Her life-story is a tale of bravery, creativity, as well as black and national history, according to Lovette, that first began here in Liberty County.  
Born a slave on Aug. 16, 1848, at the Grest Farm on the Isle of Wight to Raymond and Hagar Ann Baker, Taylor seemed to be pre-destined to live a desolate life.
But when she was only 7 her owner, Mr. Grest, allowed her and her two siblings to live with her grandmother Dolly Reed, a free black living in Savannah.
It was there she attended a school for African-American children operating secretly. She learned to read and write under the instruction of teachers, both black and white.
“We went every day about 9 o’clock, with our books wrapped in paper to prevent the police or white persons from seeing them. We went in, one at a time, through the gate, into the yard to the L Kitchen, which was the schoolroom,” Taylor said in her memoir titled “Reminiscences” published in 1902.
By the time the Union Army made its way to Savannah during the Civil War, Taylor, then 14, educated and free, had made her way back to the coast.
On St. Simon’s Island, she joined a small band of African-American soldiers who later became known as the “1st South Carolina Volunteers,” the first black regiment organized to fight for the Union.
She became their nurse and within days her educational advances grabbed the attention of officers, who offered to obtain books if she would organize a school.
She opened three schools before she died in 1912. One of the schools was in Liberty County.
“She was a woman really ahead of her time as far as getting an education and doing something with it is concerned,” said Meredith Devendorf, vice chairwoman of the Liberty County Cultural and Historic Resources Committee.  “Basically, whatever she put her hands to, she was successful.
“Those accomplishments are even greater in light of the obstacles she had to overcome to get there.”
Lovette believes Taylor’s achievements have gone
unnoticed in Liberty County for a lot of reason, primarily because she was black and
a Southern woman who served with the Union, instead of the Confederate Army.
It is time for that to change, he said.
“How can you have somebody labeled as America’s first black Civil War nurse and very few people know of her?” he said.
Lovette said he is planning to suggest that the Liberty County School Board name a school after Taylor.

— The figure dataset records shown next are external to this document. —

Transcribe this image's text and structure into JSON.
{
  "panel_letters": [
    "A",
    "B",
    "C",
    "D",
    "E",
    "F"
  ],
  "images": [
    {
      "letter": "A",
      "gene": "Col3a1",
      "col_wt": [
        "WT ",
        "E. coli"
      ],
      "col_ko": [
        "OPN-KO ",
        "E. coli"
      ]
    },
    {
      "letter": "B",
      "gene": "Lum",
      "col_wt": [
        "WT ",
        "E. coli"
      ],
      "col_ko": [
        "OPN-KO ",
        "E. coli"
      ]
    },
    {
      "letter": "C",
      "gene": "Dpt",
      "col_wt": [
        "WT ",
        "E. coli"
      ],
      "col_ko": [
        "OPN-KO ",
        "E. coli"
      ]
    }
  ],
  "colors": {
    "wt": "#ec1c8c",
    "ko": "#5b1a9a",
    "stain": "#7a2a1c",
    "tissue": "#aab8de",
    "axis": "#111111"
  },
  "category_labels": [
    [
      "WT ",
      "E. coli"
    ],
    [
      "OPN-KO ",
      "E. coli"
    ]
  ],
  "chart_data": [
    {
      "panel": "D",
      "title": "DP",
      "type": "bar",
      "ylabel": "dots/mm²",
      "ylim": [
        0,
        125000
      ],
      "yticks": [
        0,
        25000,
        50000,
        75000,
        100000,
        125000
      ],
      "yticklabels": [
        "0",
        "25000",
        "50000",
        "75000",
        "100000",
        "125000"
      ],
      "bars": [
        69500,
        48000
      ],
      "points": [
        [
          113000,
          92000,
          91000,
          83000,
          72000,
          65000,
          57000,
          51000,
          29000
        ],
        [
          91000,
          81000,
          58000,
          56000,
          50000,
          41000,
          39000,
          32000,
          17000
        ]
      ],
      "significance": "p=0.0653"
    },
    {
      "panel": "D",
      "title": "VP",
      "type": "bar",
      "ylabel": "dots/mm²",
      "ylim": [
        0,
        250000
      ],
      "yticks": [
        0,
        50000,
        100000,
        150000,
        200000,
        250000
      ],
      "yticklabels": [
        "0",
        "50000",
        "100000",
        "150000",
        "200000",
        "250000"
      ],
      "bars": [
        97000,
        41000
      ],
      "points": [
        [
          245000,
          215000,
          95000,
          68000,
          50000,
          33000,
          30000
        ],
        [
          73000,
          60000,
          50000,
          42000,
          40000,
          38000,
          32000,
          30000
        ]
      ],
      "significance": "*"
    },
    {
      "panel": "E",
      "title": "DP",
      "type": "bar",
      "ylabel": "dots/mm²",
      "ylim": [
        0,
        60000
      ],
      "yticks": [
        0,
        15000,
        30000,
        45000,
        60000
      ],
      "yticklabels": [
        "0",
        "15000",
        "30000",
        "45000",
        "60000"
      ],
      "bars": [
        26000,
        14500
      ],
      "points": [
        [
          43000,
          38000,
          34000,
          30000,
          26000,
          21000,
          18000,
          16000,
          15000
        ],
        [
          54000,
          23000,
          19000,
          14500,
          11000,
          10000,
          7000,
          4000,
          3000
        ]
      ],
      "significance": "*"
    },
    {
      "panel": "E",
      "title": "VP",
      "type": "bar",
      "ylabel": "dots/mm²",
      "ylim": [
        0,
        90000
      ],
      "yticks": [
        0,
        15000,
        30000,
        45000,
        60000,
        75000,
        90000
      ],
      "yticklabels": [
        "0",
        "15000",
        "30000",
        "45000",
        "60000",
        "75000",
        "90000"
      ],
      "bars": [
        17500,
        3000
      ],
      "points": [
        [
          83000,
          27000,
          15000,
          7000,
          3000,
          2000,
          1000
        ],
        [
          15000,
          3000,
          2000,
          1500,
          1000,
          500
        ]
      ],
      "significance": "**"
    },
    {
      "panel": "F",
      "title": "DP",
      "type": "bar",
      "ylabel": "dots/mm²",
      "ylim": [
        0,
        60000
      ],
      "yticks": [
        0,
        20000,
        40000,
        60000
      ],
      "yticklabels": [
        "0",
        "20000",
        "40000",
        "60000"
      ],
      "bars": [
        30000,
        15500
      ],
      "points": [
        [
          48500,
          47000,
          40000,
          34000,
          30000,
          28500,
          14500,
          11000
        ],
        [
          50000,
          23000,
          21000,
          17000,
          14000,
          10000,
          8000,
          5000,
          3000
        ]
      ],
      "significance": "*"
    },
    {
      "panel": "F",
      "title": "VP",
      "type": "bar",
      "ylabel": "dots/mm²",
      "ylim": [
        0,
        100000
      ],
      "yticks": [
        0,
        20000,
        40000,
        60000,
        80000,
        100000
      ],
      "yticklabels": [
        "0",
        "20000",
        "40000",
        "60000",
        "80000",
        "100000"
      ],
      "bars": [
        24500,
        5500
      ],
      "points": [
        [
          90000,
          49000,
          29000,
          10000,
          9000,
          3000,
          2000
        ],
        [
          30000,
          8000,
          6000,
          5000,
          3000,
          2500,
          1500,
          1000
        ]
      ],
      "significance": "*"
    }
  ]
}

He has also created a character of her in his upcoming play, “Tell Them So They Will Know.”
The play is scheduled for March 14 at Full Gospel Tabernacle Church of God and Christ.
“She deserves recognition,” Lovette said. “She gave her all … she served for the betterment of America, not just the Union Army or African-American slaves, but she wanted to see a better America.”
Devendorf said recognition of Taylor should live beyond the 28 days of Black History Month.
“In the South we don’t have a black history and a white history, we have a history and we share it,” she said. “Someone like a Susie King Taylor is representative of that history and we should be thinking about that all the time.”